Solving Linear Equations Using Matrices

Consider the linear system of equations

$$\begin{eqnarray*} a x_1 + b x_2 &=& c \\ d x_1 + e x_2 &=& f \end{eqnarray*}$$

in matrix form:

$$\left[\begin{array}{cc} a & b \\ [2pt] d & e \end{array}\right] \left[\begin{array}{c} x_1 \\ [2pt] x_2 \end{array}\right] = \left[\begin{array}{c} c \\ [2pt] f \end{array}\right]$$

This can be written in higher level form as

$$\mathbf{A}\underline{x}= \underline{b},$$

where $\mathbf{A}$ denotes the two-by-two matrix above, and $\underline{x}$ and $\underline{b}$ denote the two-by-one vectors.
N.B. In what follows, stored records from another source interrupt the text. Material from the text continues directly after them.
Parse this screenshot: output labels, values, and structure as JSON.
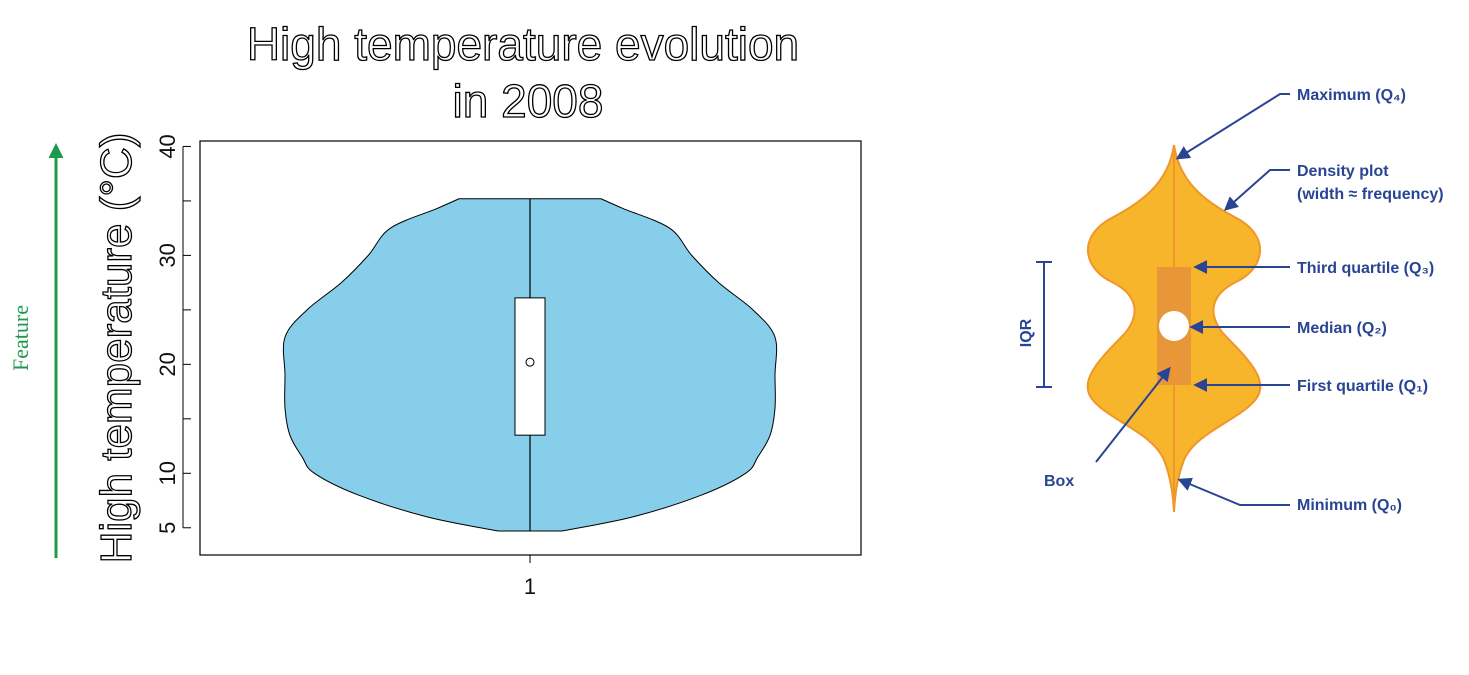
{
  "chart_data": {
    "type": "violin",
    "title_lines": [
      "High temperature evolution",
      "in 2008"
    ],
    "xlabel": "",
    "ylabel": "High temperature (°C)",
    "categories": [
      "1"
    ],
    "ylim": [
      2.5,
      40.5
    ],
    "yticks": [
      5,
      10,
      20,
      30,
      40
    ],
    "grid": false,
    "fill_color": "#87ceeb",
    "density_profile": [
      {
        "y": 4.7,
        "w": 0.13
      },
      {
        "y": 6.0,
        "w": 0.42
      },
      {
        "y": 8.0,
        "w": 0.7
      },
      {
        "y": 10.0,
        "w": 0.88
      },
      {
        "y": 11.5,
        "w": 0.93
      },
      {
        "y": 13.5,
        "w": 0.98
      },
      {
        "y": 16.0,
        "w": 1.0
      },
      {
        "y": 19.0,
        "w": 1.0
      },
      {
        "y": 22.5,
        "w": 1.0
      },
      {
        "y": 25.0,
        "w": 0.91
      },
      {
        "y": 27.5,
        "w": 0.77
      },
      {
        "y": 30.0,
        "w": 0.66
      },
      {
        "y": 32.5,
        "w": 0.57
      },
      {
        "y": 34.3,
        "w": 0.38
      },
      {
        "y": 35.2,
        "w": 0.29
      }
    ],
    "min": 4.7,
    "q1": 13.5,
    "median": 20.2,
    "q3": 26.1,
    "max": 35.2
  },
  "feature_label": "Feature",
  "colors": {
    "feature_arrow": "#1e9a4c",
    "violin_fill": "#f7b52c",
    "violin_edge": "#f0962a",
    "box_fill": "#e8963a",
    "annotation": "#2a4494"
  },
  "annotations": {
    "maximum": "Maximum (Q₄)",
    "density_line1": "Density plot",
    "density_line2": "(width ≈ frequency)",
    "third_quartile": "Third quartile (Q₃)",
    "median": "Median (Q₂)",
    "first_quartile": "First quartile (Q₁)",
    "minimum": "Minimum (Q₀)",
    "box": "Box",
    "iqr": "IQR"
  }
}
The solution to this equation is then

$$\underline{x}= \mathbf{A}^{-1}\underline{b}= \left[\begin{array}{cc} a & b \\ [2pt] d & e \end{array}\right]^{-1}\left[\begin{array}{c} c \\ [2pt] f \end{array}\right].$$

The general two-by-two matrix inverse is given by

$$\left[\begin{array}{cc} a & b \\ [2pt] d & e \end{array}\right]^{-1} = \frac{1}{ae-bd}\left[\begin{array}{cc} e & -b \\ [2pt] -d & a \end{array}\right]$$

and the inverse exists whenever $ae-bd$ (which is called the determinant of the matrix $\mathbf{A}$ ) is nonzero. For larger matrices, numerical algorithms are used to invert matrices, such as used by Matlab based on LINPACK [26]. An initial introduction to matrices and linear algebra can be found in [49].